Middleton Police Chief Charles Foulke cautioned that Tong’s mental health history doesn’t mean mental illness had anything to do with why Tong opened fire at WTS Paradigm, where he worked.
“As of now, a motive has not been determined,” he said. “We are nowhere near saying that this is a mental health issue.”
But Tong was “ineligible to purchase a firearm,” he said.
The 2004 incident in South Dakota led to the revocation of his concealed-carry license, which he had held since 2001, according to the affidavit.
Foulke said the federal Bureau of Alcohol, Tobacco, Firearms and Explosives is having difficulty determining where Tong got the gun he used in the shooting, which was recovered by investigators. He said the serial number was intact but there were other unspecified “roadblocks” in determining its origin.
Foulke said that two of the people Tong shot, a man and a woman, were doing “quite well” but the third victim, a man, “has a long row to hoe.”
He said all victims have requested their names not be released. He said he did not know their ages.
Middleton police officers arrived at the shooting site two minutes after the department received 911 calls about an active shooter. Witnesses had ID’d Tong as the shooter prior to the officers’ arrival.

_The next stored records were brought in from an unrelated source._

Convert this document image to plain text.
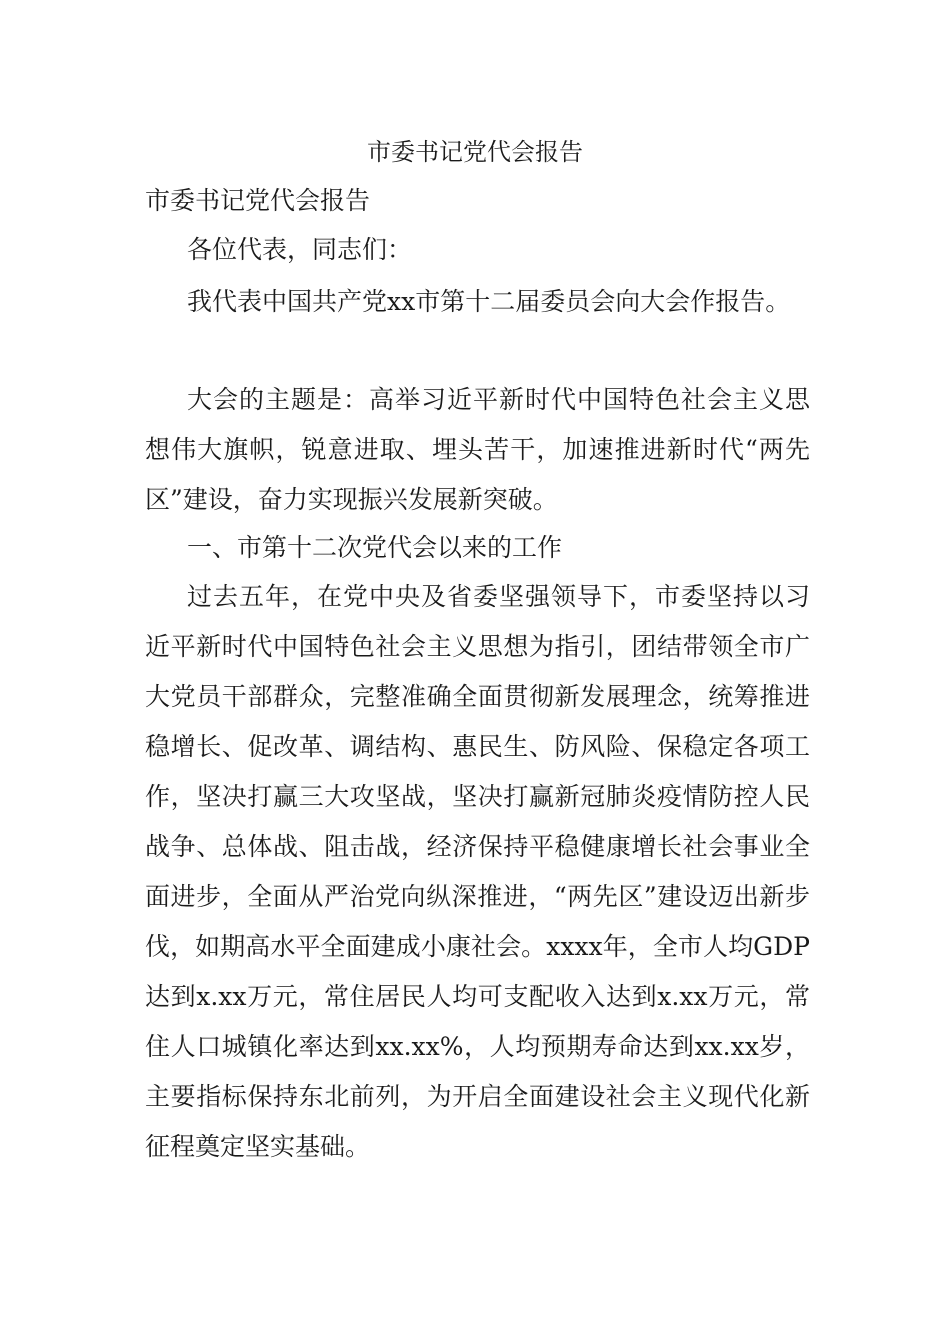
市委书记党代会报告

市委书记党代会报告

各位代表，同志们：

我代表中国共产党xx市第十二届委员会向大会作报告。

大会的主题是：高举习近平新时代中国特色社会主义思想伟大旗帜，锐意进取、埋头苦干，加速推进新时代“两先区”建设，奋力实现振兴发展新突破。

一、市第十二次党代会以来的工作

过去五年，在党中央及省委坚强领导下，市委坚持以习近平新时代中国特色社会主义思想为指引，团结带领全市广大党员干部群众，完整准确全面贯彻新发展理念，统筹推进稳增长、促改革、调结构、惠民生、防风险、保稳定各项工作，坚决打赢三大攻坚战，坚决打赢新冠肺炎疫情防控人民战争、总体战、阻击战，经济保持平稳健康增长社会事业全面进步，全面从严治党向纵深推进，“两先区”建设迈出新步伐，如期高水平全面建成小康社会。xxxx年，全市人均GDP达到x.xx万元，常住居民人均可支配收入达到x.xx万元，常住人口城镇化率达到xx.xx%，人均预期寿命达到xx.xx岁，主要指标保持东北前列，为开启全面建设社会主义现代化新征程奠定坚实基础。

Names and other information about the four law enforcement officers who fired on Tong — two from Middleton and two from the Dane County Sheriff’s Office — were expected to be released Friday afternoon, Foulke said, although he said one of the officers had eight years on the job and another had 20.
He said it could be more than a month before Dane County District Attorney Ismael Ozanne determines whether any of the officers face any liability in shooting Tong.
WTS Paradigm has about 140 employees, Foulke said, about 100 of whom work at the Middleton office. About 500 people work at the complex of offices where the company is located.
Tong moved to the Madison area in March of last year, “I suspect for the job,” Foulke said.
According to the search warrant:
Investigators initially thought Tong lived in a multi-resident building in the 300 block of Prairie Heights Drive in Verona, based on Tong’s vehicle registration records kept by the Wisconsin Department of Transportation. A property manager there told a Verona police officer that Tong moved out on July 31 and gave the officer a forwarding address in Middleton for Tong that turned out to be a mailbox at a UPS store.
The officer informed investigators that the property manager told him that Tong was building a home through Veridian Homes. The officer then called Veridian Homes and an employee there told him that Tong had purchased the house on Gilded Cider Boulevard.
Madison property records indicate Tong purchased his house on Madison’s Far West Side in July for $287,932.
Foulke said Tong’s family is all out of state, and that Tong was originally from California.
The Wisconsin State Journal has made multiple attempts to contact Tong’s family and any friends in Wisconsin and several other states. One neighbor said Thursday he had only seen Tong mowing his lawn and his wife had spoken to him briefly when their mail was mixed up.